Murphy follows Harvey, dressed all in black, as she goes through old photos and other detritus in a looted, destroyed home, sits on the rocky shore of a lake writing in her journal (with voice-over narration of her thoughts), hangs out with Corny’s crew in Anacostia, wanders into a theater in ruins (“I’ve heard twenty years ago, you could pay to get into the cinema with bullets,” she says), has tea with a group of children, and visits with local musicians in Kabul’s “Tin Pan Alley.” Murphy cuts between these scenes and Harvey and her band recording new songs in a specially constructed studio in the basement of the historic arts center Somerset House in London. Harvey, who burst onto the alternative music scene in the 1990s with such seminal records as Dry, Rid of Me, and To Bring You My Love, turns the sessions into an art installation by allowing people to watch from behind a one-way mirror; they can see her, but she can’t see them. It’s a genuine treat to observe Harvey’s process as she works with such musicians as John Parish, Terry Edwards, Kenrick Rowe, Enrico Gabrielli, Mike Smith, Alessandro Stefana, James Johnston, Alaine Johannes, Adam “Cecil” Bartlett, Jean-Marc Butty, and Mick Harvey (no relation) on melody, vocalization, and instrumentation, the songs taking shape right before our eyes and ears.
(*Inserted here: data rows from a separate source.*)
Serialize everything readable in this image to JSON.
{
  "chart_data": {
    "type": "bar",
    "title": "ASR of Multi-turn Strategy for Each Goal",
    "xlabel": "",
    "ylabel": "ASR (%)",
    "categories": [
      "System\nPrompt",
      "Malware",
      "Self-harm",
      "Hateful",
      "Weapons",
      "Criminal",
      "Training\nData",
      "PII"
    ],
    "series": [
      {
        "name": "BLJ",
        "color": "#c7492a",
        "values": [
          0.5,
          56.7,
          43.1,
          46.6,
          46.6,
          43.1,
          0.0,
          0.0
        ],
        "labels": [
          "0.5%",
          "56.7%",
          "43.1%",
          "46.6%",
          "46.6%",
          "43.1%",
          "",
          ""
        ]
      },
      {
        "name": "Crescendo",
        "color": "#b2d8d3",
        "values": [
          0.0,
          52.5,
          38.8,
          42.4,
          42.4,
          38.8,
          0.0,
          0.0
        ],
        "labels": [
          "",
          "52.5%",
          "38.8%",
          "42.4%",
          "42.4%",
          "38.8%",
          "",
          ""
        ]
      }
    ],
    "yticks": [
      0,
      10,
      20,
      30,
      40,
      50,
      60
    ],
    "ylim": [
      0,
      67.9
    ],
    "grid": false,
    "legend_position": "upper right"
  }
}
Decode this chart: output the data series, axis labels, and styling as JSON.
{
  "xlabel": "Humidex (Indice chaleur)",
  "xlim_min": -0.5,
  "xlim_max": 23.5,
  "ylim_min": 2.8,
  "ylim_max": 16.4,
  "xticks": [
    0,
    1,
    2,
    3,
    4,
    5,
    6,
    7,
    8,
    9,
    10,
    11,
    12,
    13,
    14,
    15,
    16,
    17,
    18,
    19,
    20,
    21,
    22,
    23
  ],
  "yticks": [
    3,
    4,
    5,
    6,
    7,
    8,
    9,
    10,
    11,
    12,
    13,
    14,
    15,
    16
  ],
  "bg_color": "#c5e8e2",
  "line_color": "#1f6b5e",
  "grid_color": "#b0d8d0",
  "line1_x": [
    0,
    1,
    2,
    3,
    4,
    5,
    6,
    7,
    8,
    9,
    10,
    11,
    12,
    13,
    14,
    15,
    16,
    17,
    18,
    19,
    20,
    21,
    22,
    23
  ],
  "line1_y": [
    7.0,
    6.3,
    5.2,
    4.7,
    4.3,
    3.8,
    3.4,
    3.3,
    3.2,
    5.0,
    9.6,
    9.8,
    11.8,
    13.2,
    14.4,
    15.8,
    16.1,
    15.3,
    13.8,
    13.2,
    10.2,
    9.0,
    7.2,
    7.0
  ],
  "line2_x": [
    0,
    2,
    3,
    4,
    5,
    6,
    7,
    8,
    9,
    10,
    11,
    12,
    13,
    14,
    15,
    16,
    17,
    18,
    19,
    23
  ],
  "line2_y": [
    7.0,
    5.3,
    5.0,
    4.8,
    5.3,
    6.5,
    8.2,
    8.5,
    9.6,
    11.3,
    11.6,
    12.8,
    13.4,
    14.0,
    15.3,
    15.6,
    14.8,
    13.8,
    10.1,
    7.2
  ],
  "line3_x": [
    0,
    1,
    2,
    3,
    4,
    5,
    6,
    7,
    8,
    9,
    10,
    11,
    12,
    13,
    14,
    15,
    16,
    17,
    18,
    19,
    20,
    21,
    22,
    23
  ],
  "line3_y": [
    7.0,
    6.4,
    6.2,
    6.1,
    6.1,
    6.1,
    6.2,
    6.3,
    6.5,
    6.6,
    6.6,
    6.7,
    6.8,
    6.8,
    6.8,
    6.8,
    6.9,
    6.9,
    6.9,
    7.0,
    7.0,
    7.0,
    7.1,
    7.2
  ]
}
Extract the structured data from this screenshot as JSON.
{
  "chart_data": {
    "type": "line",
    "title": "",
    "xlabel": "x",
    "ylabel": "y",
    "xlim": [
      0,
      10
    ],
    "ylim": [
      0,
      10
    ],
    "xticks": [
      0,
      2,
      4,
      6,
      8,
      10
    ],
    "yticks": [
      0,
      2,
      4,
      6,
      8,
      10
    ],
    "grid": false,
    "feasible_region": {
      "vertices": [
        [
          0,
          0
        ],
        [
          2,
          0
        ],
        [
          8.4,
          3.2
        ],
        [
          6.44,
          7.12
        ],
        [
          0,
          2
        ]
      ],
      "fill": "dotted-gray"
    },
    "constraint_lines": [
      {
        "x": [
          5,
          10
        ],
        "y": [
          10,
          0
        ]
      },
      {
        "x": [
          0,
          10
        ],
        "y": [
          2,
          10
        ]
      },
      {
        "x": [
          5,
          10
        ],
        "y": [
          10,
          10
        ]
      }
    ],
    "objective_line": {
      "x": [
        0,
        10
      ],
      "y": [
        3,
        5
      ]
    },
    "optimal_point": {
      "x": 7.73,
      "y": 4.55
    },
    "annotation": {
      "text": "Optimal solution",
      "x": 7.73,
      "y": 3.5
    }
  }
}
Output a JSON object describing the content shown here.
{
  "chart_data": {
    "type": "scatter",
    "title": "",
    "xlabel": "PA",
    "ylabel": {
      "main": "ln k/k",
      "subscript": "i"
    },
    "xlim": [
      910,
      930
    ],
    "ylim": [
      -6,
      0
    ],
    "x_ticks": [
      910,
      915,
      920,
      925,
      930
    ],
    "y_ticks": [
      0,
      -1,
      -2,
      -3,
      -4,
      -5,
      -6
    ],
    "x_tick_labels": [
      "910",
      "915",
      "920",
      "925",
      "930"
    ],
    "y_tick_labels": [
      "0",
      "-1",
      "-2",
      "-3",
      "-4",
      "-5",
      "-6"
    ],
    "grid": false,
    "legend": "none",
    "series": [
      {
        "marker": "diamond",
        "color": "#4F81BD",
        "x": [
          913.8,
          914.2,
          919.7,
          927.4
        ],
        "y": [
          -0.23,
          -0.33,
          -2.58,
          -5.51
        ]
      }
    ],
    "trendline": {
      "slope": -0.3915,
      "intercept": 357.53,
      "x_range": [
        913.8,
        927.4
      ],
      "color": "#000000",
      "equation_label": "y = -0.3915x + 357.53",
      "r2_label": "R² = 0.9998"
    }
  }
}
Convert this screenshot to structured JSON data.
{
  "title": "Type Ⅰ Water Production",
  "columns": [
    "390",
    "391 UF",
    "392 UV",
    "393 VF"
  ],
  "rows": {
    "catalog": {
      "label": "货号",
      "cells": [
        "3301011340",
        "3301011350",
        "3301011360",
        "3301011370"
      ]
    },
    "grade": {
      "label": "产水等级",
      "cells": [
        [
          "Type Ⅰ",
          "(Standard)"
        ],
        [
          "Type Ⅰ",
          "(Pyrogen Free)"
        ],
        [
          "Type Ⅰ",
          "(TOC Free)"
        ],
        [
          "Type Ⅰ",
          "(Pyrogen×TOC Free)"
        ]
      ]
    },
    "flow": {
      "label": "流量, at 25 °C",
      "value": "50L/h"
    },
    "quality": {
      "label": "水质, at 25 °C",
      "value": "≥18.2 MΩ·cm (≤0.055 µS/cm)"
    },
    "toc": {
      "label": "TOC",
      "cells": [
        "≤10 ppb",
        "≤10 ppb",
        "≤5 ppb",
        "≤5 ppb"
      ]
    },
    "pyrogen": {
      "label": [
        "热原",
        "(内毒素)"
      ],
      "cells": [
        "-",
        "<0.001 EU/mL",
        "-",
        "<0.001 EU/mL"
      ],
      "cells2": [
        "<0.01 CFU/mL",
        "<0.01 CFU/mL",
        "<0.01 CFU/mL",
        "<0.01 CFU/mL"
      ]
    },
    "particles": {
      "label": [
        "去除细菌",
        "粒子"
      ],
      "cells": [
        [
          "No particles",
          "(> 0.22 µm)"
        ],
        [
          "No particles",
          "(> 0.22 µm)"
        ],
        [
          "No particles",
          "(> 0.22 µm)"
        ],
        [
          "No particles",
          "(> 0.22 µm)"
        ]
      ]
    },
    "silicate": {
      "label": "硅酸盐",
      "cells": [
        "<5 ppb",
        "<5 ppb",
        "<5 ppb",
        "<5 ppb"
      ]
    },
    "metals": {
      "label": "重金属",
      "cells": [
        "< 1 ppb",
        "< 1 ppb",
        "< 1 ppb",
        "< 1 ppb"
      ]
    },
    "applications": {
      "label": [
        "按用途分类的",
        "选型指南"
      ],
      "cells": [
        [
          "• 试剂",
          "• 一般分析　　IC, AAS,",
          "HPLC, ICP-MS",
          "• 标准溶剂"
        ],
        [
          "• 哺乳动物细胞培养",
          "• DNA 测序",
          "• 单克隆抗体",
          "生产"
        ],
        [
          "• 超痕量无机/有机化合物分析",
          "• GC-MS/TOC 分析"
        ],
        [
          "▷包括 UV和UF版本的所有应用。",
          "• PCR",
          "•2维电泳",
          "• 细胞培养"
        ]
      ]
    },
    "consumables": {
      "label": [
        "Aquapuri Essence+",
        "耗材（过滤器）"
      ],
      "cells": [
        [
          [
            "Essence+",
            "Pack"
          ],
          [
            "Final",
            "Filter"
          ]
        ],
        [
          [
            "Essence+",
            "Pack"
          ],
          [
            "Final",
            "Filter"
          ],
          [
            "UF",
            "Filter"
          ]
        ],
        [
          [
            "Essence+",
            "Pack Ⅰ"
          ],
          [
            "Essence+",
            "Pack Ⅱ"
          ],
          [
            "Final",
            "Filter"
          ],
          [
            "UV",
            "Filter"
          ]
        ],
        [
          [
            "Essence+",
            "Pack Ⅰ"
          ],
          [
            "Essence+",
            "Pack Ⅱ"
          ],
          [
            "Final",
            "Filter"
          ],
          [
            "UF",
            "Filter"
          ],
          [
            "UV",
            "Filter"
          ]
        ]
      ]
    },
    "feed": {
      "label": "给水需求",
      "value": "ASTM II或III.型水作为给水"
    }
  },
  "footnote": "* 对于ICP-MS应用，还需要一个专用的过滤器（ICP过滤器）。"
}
Murphy draws direct parallels between what Harvey witnesses and the songs she is writing. She meets a woman walking with her hands behind her back, holding a chain with two keys, who says, “I would kill them with my own hands if I knew who was responsible”); in “Chain of Keys,” Harvey sings, “The woman’s old / The woman’s old and dressed in black / She keeps her hands / She keeps her hands behind her back / Imagine what / Imagine what her eyes have seen / We ask if she / We ask but she won’t let us in.” After playing with the Kabul musicians, she transforms their sounds into the powerful “Homo Sappy Blues.” She uses some of Corny’s crew’s exact words and actions in her lyrics for “A Dog Called Money.” She also captures the overall feeling of her experience in such tunes as “The Ministry of Defence” (“Those are the children’s cries from the dark / These are the words written under the arch / Scratched in the wall in biro pen / This is how the world will end”) and the stunning “I’ll Be Waiting” (“They swept across the land / They did not leave a thing / They did not leave a person / A stone or a tree / They did not leave anything / They did not leave anything / All that’s left is sand / All that’s left is sand”).

At first what seems like it could be cultural appropriation develops into something else, a genuine attempt to understand what is happening in these countries and around the world — as well as in America with the inclusion of DC — and sharing that through music. “Everyone driving in one direction / Everyone driving in every direction / Where to go? / Why? / What to say when I get there?” Harvey narrates near the start of the film, which opens with an extended close-up of a smiling boy with a dirty face, his nose pressed against the window of a car, the sound of traffic all around him. For ninety minutes, we are all that boy, and he is us. And we have a book, an album, and now a documentary to remember that.